Obviously this isn’t something limited to politics, the recent scandal involving the hacking of personal Apple accounts of many celebrities, including Jennifer Lawrence, is an example of the obsession with ‘gossip’ within the entertainment business. However, it is perhaps more interesting to look at how similar tactics are branded in different ways. Should a politician do something questionable in their personal life, which is then picked up by the media, the chances are that they will be forced to resign from their position, however in the case of the leaked photos, this breach of personal privacy is, quite rightly, branded as immoral and totally unjustifiable. Meanwhile politicians seem to be fair game when it comes to picking on personal weak spots, some claim that this is part of the duty of accountability that the press performs and that those in charge of us should be subject to a very high level of scrutiny.
While this is a fair case, it is very easy to see that it has gone too far. The tactics employed by journalists in order to generate stories have simply lost their basing in reality. While it is important that investigative undercover journalism is undertaken to highlight illicit activities, tricking someone into committing an offence or an act of indecency surely isn’t the same as a person making a positive, independently conscious decision to perpetrate the same act.

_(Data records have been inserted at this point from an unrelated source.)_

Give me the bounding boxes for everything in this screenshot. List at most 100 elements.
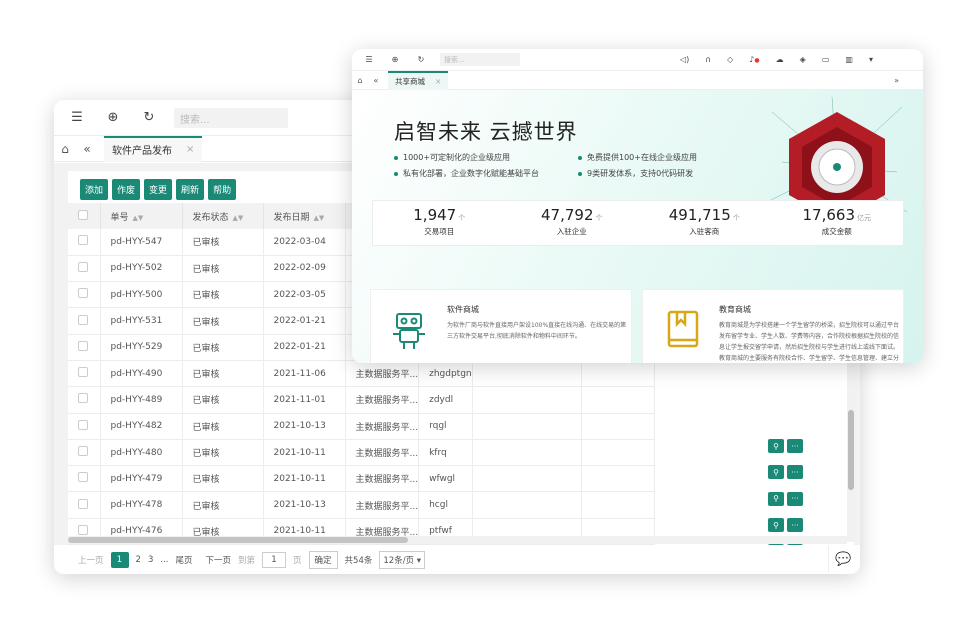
- table-cell: pd-HYY-489: [100, 386, 183, 414]
- row-checkbox[interactable]: [68, 360, 101, 388]
- tag-icon[interactable]: ◈: [800, 55, 806, 64]
- calendar-icon[interactable]: ▭: [822, 55, 830, 64]
- sort-icon: ▲▼: [132, 213, 144, 222]
- table-row[interactable]: pd-HYY-478 已审核 2021-10-13 主数据服务平... hcgl: [68, 491, 655, 519]
- sort-icon: ▲▼: [232, 213, 244, 222]
- void-button[interactable]: 作废: [112, 179, 141, 200]
- header-status[interactable]: 发布状态 ▲▼: [182, 203, 264, 229]
- table-cell: pd-HYY-531: [100, 307, 183, 335]
- shield-icon[interactable]: ◇: [727, 55, 733, 64]
- menu-icon[interactable]: ☰: [362, 55, 376, 64]
- table-cell: pd-HYY-479: [100, 465, 183, 493]
- tab-shared-mall[interactable]: 共享商城 ×: [388, 70, 449, 90]
- next-page[interactable]: 下一页: [205, 554, 231, 566]
- page-size-select[interactable]: 12条/页 ▾: [379, 551, 426, 569]
- more-icon[interactable]: ···: [787, 491, 803, 506]
- header-date[interactable]: 发布日期 ▲▼: [263, 203, 346, 229]
- menu-icon[interactable]: ☰: [66, 107, 88, 129]
- double-chevron-right-icon[interactable]: »: [894, 76, 899, 85]
- table-row[interactable]: pd-HYY-480 已审核 2021-10-11 主数据服务平... kfrq: [68, 439, 655, 467]
- double-chevron-left-icon[interactable]: «: [76, 142, 98, 156]
- row-checkbox[interactable]: [68, 229, 101, 256]
- table-row[interactable]: pd-HYY-489 已审核 2021-11-01 主数据服务平... zdydl: [68, 386, 655, 414]
- feature-card-software-mall[interactable]: 软件商城 为软件厂商与软件直接用户架设100%直接在线沟通、在线交易的第三方软件…: [370, 289, 632, 363]
- tab-software-release[interactable]: 软件产品发布 ×: [104, 135, 203, 162]
- row-checkbox[interactable]: [68, 439, 101, 467]
- row-checkbox[interactable]: [68, 386, 101, 414]
- stat-item: 47,792 个 入驻企业: [506, 201, 639, 245]
- prev-page[interactable]: 上一页: [78, 554, 104, 566]
- double-chevron-left-icon[interactable]: «: [368, 76, 384, 85]
- home-icon[interactable]: ⌂: [352, 76, 368, 85]
- add-button[interactable]: 添加: [80, 179, 109, 200]
- close-icon[interactable]: ×: [186, 144, 194, 155]
- row-checkbox[interactable]: [68, 307, 101, 335]
- table-cell: 已审核: [182, 439, 264, 467]
- table-row[interactable]: pd-HYY-490 已审核 2021-11-06 主数据服务平... zhgdptgn: [68, 360, 655, 388]
- row-checkbox[interactable]: [68, 255, 101, 283]
- page-input[interactable]: 1: [262, 552, 287, 568]
- search-icon[interactable]: ⚲: [768, 518, 784, 533]
- table-cell: pd-HYY-547: [100, 229, 183, 256]
- horizontal-scrollbar[interactable]: [68, 536, 847, 544]
- stat-label: 成交金额: [821, 227, 852, 236]
- table-cell: 2022-01-21: [263, 334, 346, 361]
- more-icon[interactable]: ···: [787, 544, 803, 545]
- refresh-button[interactable]: 刷新: [176, 179, 205, 200]
- help-button[interactable]: 帮助: [208, 179, 237, 200]
- row-checkbox[interactable]: [68, 465, 101, 493]
- table-cell: pd-HYY-480: [100, 439, 183, 467]
- table-row[interactable]: pd-HYY-482 已审核 2021-10-13 主数据服务平... rqgl: [68, 413, 655, 440]
- top-toolbar: ☰ ⊕ ↻ 搜索... ◁) ∩ ◇ ♪● ☁ ◈ ▭ ▥ ▾: [352, 49, 923, 71]
- confirm-button[interactable]: 确定: [308, 551, 338, 569]
- stat-item: 491,715 个 入驻客商: [638, 201, 771, 245]
- search-input[interactable]: 搜索...: [440, 53, 520, 66]
- select-all-checkbox[interactable]: [68, 203, 101, 229]
- tab-label: 软件产品发布: [112, 146, 172, 157]
- volume-icon[interactable]: ◁): [680, 55, 689, 64]
- table-cell: 主数据服务平...: [345, 360, 420, 388]
- search-icon[interactable]: ⚲: [768, 465, 784, 480]
- close-icon[interactable]: ×: [435, 77, 441, 86]
- last-page[interactable]: 尾页: [175, 554, 192, 566]
- feature-card-education-mall[interactable]: 教育商城 教育商城是为学校搭建一个学生留学的桥梁，招生院校可以通过平台发布留学专…: [642, 289, 904, 363]
- home-icon[interactable]: ⌂: [54, 142, 76, 156]
- hero-bullet: 1000+可定制化的企业级应用: [394, 152, 510, 163]
- page-3[interactable]: 3: [148, 555, 153, 565]
- operation-column: ⚲···⚲···⚲···⚲···⚲···⚲···: [768, 433, 828, 545]
- tab-bar: ⌂ « 共享商城 × »: [352, 70, 923, 90]
- search-icon[interactable]: ⚲: [768, 544, 784, 545]
- change-button[interactable]: 变更: [144, 179, 173, 200]
- more-icon[interactable]: ···: [787, 518, 803, 533]
- row-checkbox[interactable]: [68, 413, 101, 440]
- chat-icon[interactable]: 💬: [828, 546, 858, 572]
- row-checkbox[interactable]: [68, 334, 101, 361]
- chevron-down-icon[interactable]: ▾: [869, 55, 873, 64]
- page-2[interactable]: 2: [136, 555, 141, 565]
- table-cell: 已审核: [182, 465, 264, 493]
- more-icon[interactable]: ···: [787, 439, 803, 454]
- row-checkbox[interactable]: [68, 281, 101, 309]
- headset-icon[interactable]: ∩: [705, 55, 711, 64]
- refresh-icon[interactable]: ↻: [138, 107, 160, 129]
- header-order-no[interactable]: 单号 ▲▼: [100, 203, 183, 229]
- search-icon[interactable]: ⚲: [768, 491, 784, 506]
- row-checkbox[interactable]: [68, 491, 101, 519]
- table-cell: 2022-03-04: [263, 229, 346, 256]
- stat-label: 入驻企业: [556, 227, 587, 236]
- stat-item: 1,947 个 交易项目: [373, 201, 506, 245]
- search-input[interactable]: 搜索...: [174, 107, 288, 128]
- table-row[interactable]: pd-HYY-479 已审核 2021-10-11 主数据服务平... wfwgl: [68, 465, 655, 493]
- refresh-icon[interactable]: ↻: [414, 55, 428, 64]
- globe-icon[interactable]: ⊕: [102, 107, 124, 129]
- sort-icon: ▲▼: [313, 213, 325, 222]
- globe-icon[interactable]: ⊕: [388, 55, 402, 64]
- stat-value: 17,663: [802, 206, 856, 224]
- skin-icon[interactable]: ▥: [845, 55, 853, 64]
- cloud-icon[interactable]: ☁: [776, 55, 784, 64]
- more-icon[interactable]: ···: [787, 465, 803, 480]
- search-icon[interactable]: ⚲: [768, 439, 784, 454]
- page-1[interactable]: 1: [110, 552, 129, 568]
- page-unit: 页: [293, 556, 302, 566]
- bell-icon[interactable]: ♪●: [749, 55, 759, 64]
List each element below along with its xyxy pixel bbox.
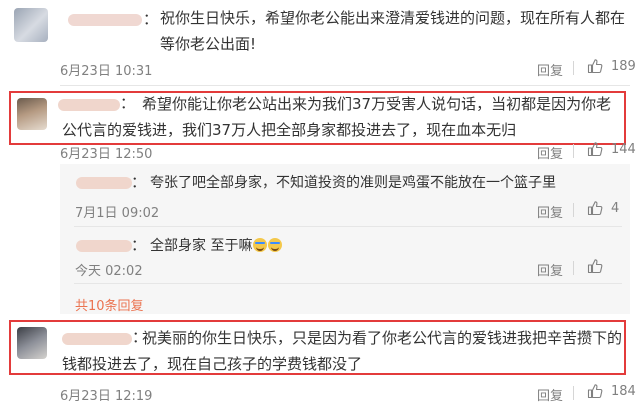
- thumbs-up-icon: [587, 201, 603, 216]
- avatar[interactable]: [17, 327, 47, 359]
- comment-text: 希望你能让你老公站出来为我们37万受害人说句话，当初都是因为你老公代言的爱钱进，…: [62, 95, 612, 139]
- comment-text: 祝美丽的你生日快乐，只是因为看了你老公代言的爱钱进我把辛苦攒下的钱都投进去了，现…: [62, 329, 623, 373]
- thumbs-up-icon: [587, 142, 603, 157]
- like-button[interactable]: 4: [587, 200, 619, 216]
- action-separator: [573, 386, 574, 400]
- thumbs-up-icon: [587, 384, 603, 399]
- username-colon: ：: [131, 236, 147, 254]
- laugh-cry-emoji: [268, 238, 283, 252]
- action-separator: [573, 144, 574, 158]
- reply-button[interactable]: 回复: [537, 60, 563, 79]
- comment-time: 6月23日 12:19: [60, 389, 153, 404]
- reply-time: 7月1日 09:02: [75, 206, 160, 221]
- like-button[interactable]: [587, 258, 611, 274]
- action-separator: [573, 261, 574, 275]
- reply-button[interactable]: 回复: [537, 385, 563, 404]
- reply-text: 全部身家 至于嘛: [150, 238, 253, 254]
- comment-text: 祝你生日快乐，希望你老公能出来澄清爱钱进的问题，现在所有人都在等你老公出面!: [160, 9, 626, 53]
- action-separator: [573, 61, 574, 75]
- username-blurred[interactable]: [68, 14, 142, 26]
- username-blurred[interactable]: [76, 177, 132, 189]
- action-separator: [573, 203, 574, 217]
- reply-time: 今天 02:02: [75, 264, 143, 279]
- thumbs-up-icon: [587, 259, 603, 274]
- like-button[interactable]: 189: [587, 58, 636, 74]
- reply-text: 夸张了吧全部身家，不知道投资的准则是鸡蛋不能放在一个篮子里: [150, 175, 556, 191]
- comment-time: 6月23日 10:31: [60, 64, 153, 79]
- comment-divider: [60, 85, 630, 86]
- username-colon: ：: [143, 10, 159, 28]
- avatar[interactable]: [17, 98, 47, 130]
- reply-button[interactable]: 回复: [537, 143, 563, 162]
- avatar[interactable]: [14, 8, 48, 42]
- like-count: 184: [611, 383, 636, 399]
- laugh-cry-emoji: [253, 238, 268, 252]
- username-blurred[interactable]: [76, 240, 132, 252]
- more-replies-link[interactable]: 共10条回复: [75, 295, 144, 314]
- reply-text-wrap: 全部身家 至于嘛: [150, 233, 283, 259]
- username-colon: ：: [131, 173, 147, 191]
- like-button[interactable]: 184: [587, 383, 636, 399]
- reply-divider: [74, 226, 622, 227]
- like-button[interactable]: 144: [587, 141, 636, 157]
- reply-button[interactable]: 回复: [537, 260, 563, 279]
- like-count: 189: [611, 58, 636, 74]
- reply-divider: [74, 283, 622, 284]
- thumbs-up-icon: [587, 59, 603, 74]
- comment-time: 6月23日 12:50: [60, 147, 153, 162]
- reply-button[interactable]: 回复: [537, 202, 563, 221]
- like-count: 144: [611, 141, 636, 157]
- like-count: 4: [611, 200, 620, 216]
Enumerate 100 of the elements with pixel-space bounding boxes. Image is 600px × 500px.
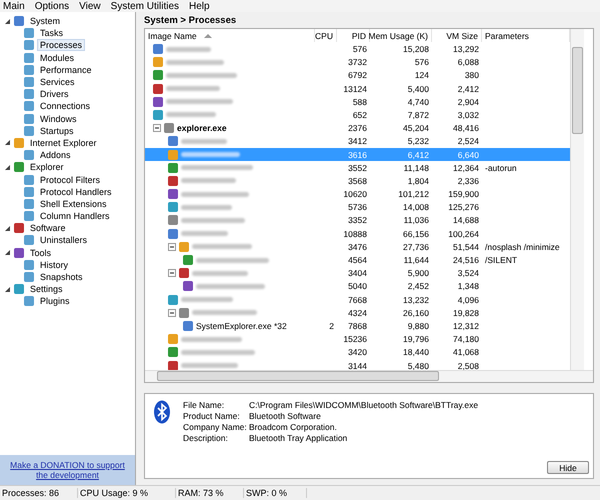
table-cell-text: 5,900: [406, 267, 430, 280]
table-cell-text: 7668: [347, 294, 368, 306]
sidebar-item[interactable]: Modules: [37, 52, 78, 64]
table-cell-text: 18,440: [402, 346, 430, 359]
sidebar-item[interactable]: Drivers: [37, 88, 72, 100]
table-cell-text: 2,412: [456, 82, 480, 96]
sidebar-item[interactable]: Shell Extensions: [37, 198, 110, 210]
table-cell-text: 7868: [347, 320, 368, 333]
sidebar-item[interactable]: Protocol Filters: [37, 174, 104, 186]
sidebar-item[interactable]: Uninstallers: [37, 234, 90, 246]
sidebar-item[interactable]: Tools: [27, 246, 54, 259]
table-cell-text: 13124: [342, 82, 368, 96]
field-label: Description:: [183, 432, 229, 443]
sidebar-item[interactable]: Column Handlers: [37, 210, 113, 222]
table-cell-text: 3,032: [456, 108, 480, 122]
field-value: Bluetooth Tray Application: [249, 432, 348, 443]
field-value: Broadcom Corporation.: [249, 422, 338, 432]
menu-item[interactable]: View: [79, 0, 101, 12]
table-cell-text: 124: [414, 69, 430, 82]
table-cell-text: 15,208: [402, 43, 430, 56]
sidebar-item[interactable]: System: [27, 15, 64, 28]
table-cell-text: 1,804: [406, 174, 430, 188]
menu-item[interactable]: Options: [34, 0, 70, 12]
table-cell-text: 2376: [347, 122, 368, 135]
sidebar-item[interactable]: Startups: [37, 124, 77, 137]
menu-item[interactable]: Help: [189, 0, 210, 12]
table-cell-text: 2,508: [456, 360, 480, 370]
donation-link[interactable]: Make a DONATION to support the development: [6, 460, 129, 480]
sidebar-item[interactable]: Snapshots: [37, 271, 86, 284]
table-cell-text: 3552: [347, 162, 368, 174]
sidebar-item[interactable]: Internet Explorer: [27, 136, 100, 149]
sidebar-item[interactable]: Services: [37, 76, 78, 88]
table-cell-text: 19,828: [452, 306, 480, 320]
table-cell-text: -autorun: [484, 162, 518, 174]
table-cell-text: 4,096: [456, 294, 480, 306]
table-cell-text: 3568: [347, 174, 368, 188]
table-cell-text: 41,068: [452, 346, 480, 359]
table-cell-text: 5736: [347, 201, 368, 214]
sidebar-item[interactable]: Windows: [37, 112, 80, 125]
table-cell-text: 10620: [342, 188, 368, 201]
table-cell-text: 11,644: [402, 254, 430, 267]
table-cell-text: 24,516: [452, 254, 480, 267]
table-cell-text: 51,544: [452, 240, 480, 254]
column-header[interactable]: PID: [337, 29, 370, 42]
table-cell-text: 66,156: [402, 228, 430, 240]
sidebar-item[interactable]: History: [37, 258, 72, 271]
table-cell: 3616: [337, 148, 370, 162]
sidebar-item[interactable]: Settings: [27, 283, 66, 296]
sidebar-item[interactable]: Processes: [37, 39, 86, 52]
table-cell-text: 3476: [347, 240, 368, 254]
table-cell-text: 13,292: [452, 43, 480, 56]
status-item: Processes: 86: [0, 488, 78, 498]
table-cell-text: 588: [352, 96, 368, 108]
table-cell-text: 11,036: [402, 214, 430, 228]
table-cell-text: 159,900: [447, 188, 480, 201]
column-header[interactable]: Image Name: [145, 29, 315, 42]
table-cell-text: 5040: [347, 280, 368, 293]
table-cell-text: 2,452: [406, 280, 430, 293]
table-cell-text: 100,264: [447, 228, 480, 240]
table-cell-text: 48,416: [452, 122, 480, 135]
sidebar-item[interactable]: Software: [27, 222, 69, 234]
table-cell-text: 5,232: [406, 135, 430, 148]
table-cell-text: 576: [414, 56, 430, 69]
hide-button[interactable]: Hide: [547, 461, 589, 474]
menu-item[interactable]: Main: [3, 0, 25, 12]
table-cell-text: 45,204: [402, 122, 430, 135]
table-cell-text: /nosplash /minimize: [484, 240, 561, 254]
table-cell-text: 12,312: [452, 320, 480, 333]
sidebar-item[interactable]: Performance: [37, 64, 95, 76]
sidebar-item[interactable]: Explorer: [27, 161, 67, 174]
table-cell-text: 652: [352, 108, 368, 122]
column-header[interactable]: Mem Usage (K): [370, 29, 432, 42]
table-cell-text: 3404: [347, 267, 368, 280]
table-cell-text: 9,880: [406, 320, 430, 333]
table-cell-text: 125,276: [447, 201, 480, 214]
process-name: SystemExplorer.exe *32: [196, 320, 287, 331]
field-label: Company Name:: [183, 422, 248, 432]
table-cell-text: /SILENT: [484, 254, 518, 267]
field-label: Product Name:: [183, 410, 241, 421]
table-cell-text: 380: [464, 69, 480, 82]
table-cell-text: 2,904: [456, 96, 480, 108]
sidebar-item[interactable]: Connections: [37, 100, 94, 112]
table-cell-text: 3420: [347, 346, 368, 359]
sidebar-item[interactable]: Addons: [37, 149, 74, 162]
menu-item[interactable]: System Utilities: [110, 0, 180, 12]
table-cell[interactable]: SystemExplorer.exe *32: [145, 319, 315, 333]
table-cell-text: 4564: [347, 254, 368, 267]
table-cell[interactable]: explorer.exe: [145, 122, 315, 135]
sidebar-item[interactable]: Tasks: [37, 27, 66, 40]
column-header[interactable]: VM Size: [432, 29, 482, 42]
sidebar-item[interactable]: Protocol Handlers: [37, 186, 115, 198]
table-cell-text: 5,400: [406, 82, 430, 96]
status-item: SWP: 0 %: [244, 488, 307, 498]
table-cell: 6,412: [370, 148, 432, 162]
table-cell-text: 101,212: [397, 188, 430, 201]
column-header[interactable]: CPU: [315, 29, 337, 42]
table-cell-text: 13,232: [402, 294, 430, 306]
sidebar-item[interactable]: Plugins: [37, 295, 73, 308]
table-cell-text: 74,180: [452, 333, 480, 346]
table-cell-text: 11,148: [402, 162, 430, 174]
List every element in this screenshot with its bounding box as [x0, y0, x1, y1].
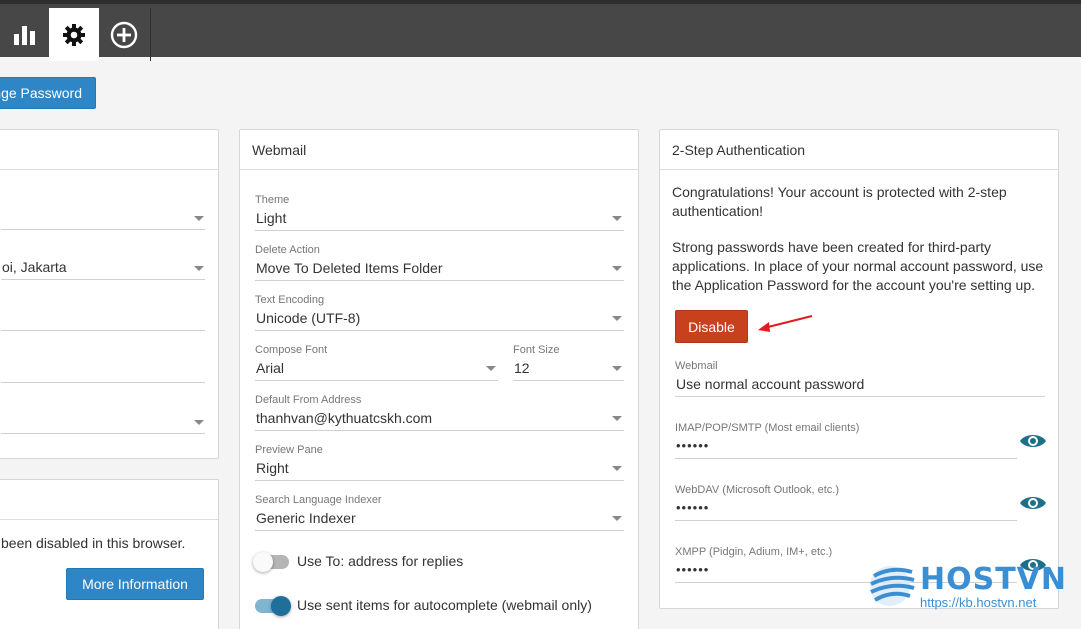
watermark-url: https://kb.hostvn.net — [920, 595, 1037, 610]
bar-chart-icon — [14, 25, 35, 45]
two-step-auth-panel: 2-Step Authentication Congratulations! Y… — [659, 129, 1059, 609]
two-step-auth-title: 2-Step Authentication — [660, 130, 1058, 170]
left-field-5[interactable] — [1, 410, 205, 434]
theme-select[interactable]: Theme Light — [255, 193, 624, 231]
chevron-down-icon — [612, 216, 622, 221]
sent-items-autocomplete-toggle[interactable] — [255, 596, 291, 616]
left-settings-panel: oi, Jakarta — [0, 129, 219, 459]
compose-font-select[interactable]: Compose Font Arial — [255, 343, 498, 381]
tab-add[interactable] — [99, 8, 149, 61]
eye-icon[interactable] — [1019, 493, 1047, 513]
left-field-4[interactable] — [1, 359, 205, 383]
left-field-3[interactable] — [1, 307, 205, 331]
left-field-timezone[interactable]: oi, Jakarta — [1, 256, 205, 280]
more-information-button[interactable]: More Information — [66, 568, 204, 600]
disable-button[interactable]: Disable — [675, 310, 748, 343]
text-encoding-select[interactable]: Text Encoding Unicode (UTF-8) — [255, 293, 624, 331]
change-password-button[interactable]: nge Password — [0, 77, 96, 109]
chevron-down-icon — [612, 466, 622, 471]
default-from-address-select[interactable]: Default From Address thanhvan@kythuatcsk… — [255, 393, 624, 431]
delete-action-select[interactable]: Delete Action Move To Deleted Items Fold… — [255, 243, 624, 281]
preview-pane-select[interactable]: Preview Pane Right — [255, 443, 624, 481]
chevron-down-icon — [194, 266, 204, 271]
plus-circle-icon — [110, 21, 138, 48]
left-bottom-panel-header — [0, 480, 218, 520]
congrats-text-line1: Congratulations! Your account is protect… — [672, 184, 1007, 200]
webmail-panel-title: Webmail — [240, 130, 638, 170]
top-toolbar — [0, 0, 1081, 61]
use-to-address-label: Use To: address for replies — [297, 553, 464, 569]
congrats-text-line2: authentication! — [672, 203, 764, 219]
eye-icon[interactable] — [1019, 431, 1047, 451]
chevron-down-icon — [612, 366, 622, 371]
toolbar-divider — [150, 8, 151, 61]
font-size-select[interactable]: Font Size 12 — [513, 343, 624, 381]
gear-icon — [63, 23, 85, 46]
info-text-line3: the Application Password for the account… — [672, 277, 1036, 293]
chevron-down-icon — [612, 516, 622, 521]
browser-disabled-text: been disabled in this browser. — [1, 535, 186, 551]
chevron-down-icon — [612, 266, 622, 271]
webmail-app-password-field[interactable]: Webmail Use normal account password — [675, 359, 1045, 397]
chevron-down-icon — [194, 216, 204, 221]
imap-pop-smtp-password-field[interactable]: IMAP/POP/SMTP (Most email clients) •••••… — [675, 421, 1017, 459]
sent-items-autocomplete-label: Use sent items for autocomplete (webmail… — [297, 597, 592, 613]
webdav-password-field[interactable]: WebDAV (Microsoft Outlook, etc.) •••••• — [675, 483, 1017, 521]
left-field-1[interactable] — [1, 206, 205, 230]
toggle-knob — [253, 552, 273, 572]
info-text-line1: Strong passwords have been created for t… — [672, 239, 992, 255]
toggle-knob — [271, 596, 291, 616]
watermark-brand: HOSTVN — [920, 562, 1068, 597]
tab-settings[interactable] — [49, 8, 99, 61]
search-language-indexer-select[interactable]: Search Language Indexer Generic Indexer — [255, 493, 624, 531]
chevron-down-icon — [194, 420, 204, 425]
webmail-panel: Webmail Theme Light Delete Action Move T… — [239, 129, 639, 629]
left-panel-header — [0, 130, 218, 170]
left-bottom-panel: been disabled in this browser. More Info… — [0, 479, 219, 629]
tab-statistics[interactable] — [0, 8, 50, 61]
use-to-address-toggle[interactable] — [253, 552, 289, 572]
chevron-down-icon — [612, 316, 622, 321]
chevron-down-icon — [486, 366, 496, 371]
chevron-down-icon — [612, 416, 622, 421]
arrow-annotation-icon — [758, 315, 813, 332]
hostvn-watermark: HOSTVN https://kb.hostvn.net — [868, 562, 1068, 612]
info-text-line2: applications. In place of your normal ac… — [672, 258, 1044, 274]
hostvn-logo-icon — [870, 566, 915, 606]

The true victims of this behaviour are not the individual who behaved in a certain way, but their family and friends, those with strong personal ties to these individuals, who are then left with bitter feelings towards someone they feel has ‘failed’ them. The poison within our mass media can be shown by the decision taken by elements of the media to print text messages sent between Chris Huhne and his son Peter, during his court hearing in 2012. That the contents of such personal and private messages were published shows the lack of humanity with which our popular media now operates.
The whole reason for Brooks Newmark’s resignation was fabricated; the recipient of the photos was an undercover journalist, digging around for a story. Are we really content to allow the media to continue to ruin lives and disturb the political waters simply to sell more copies?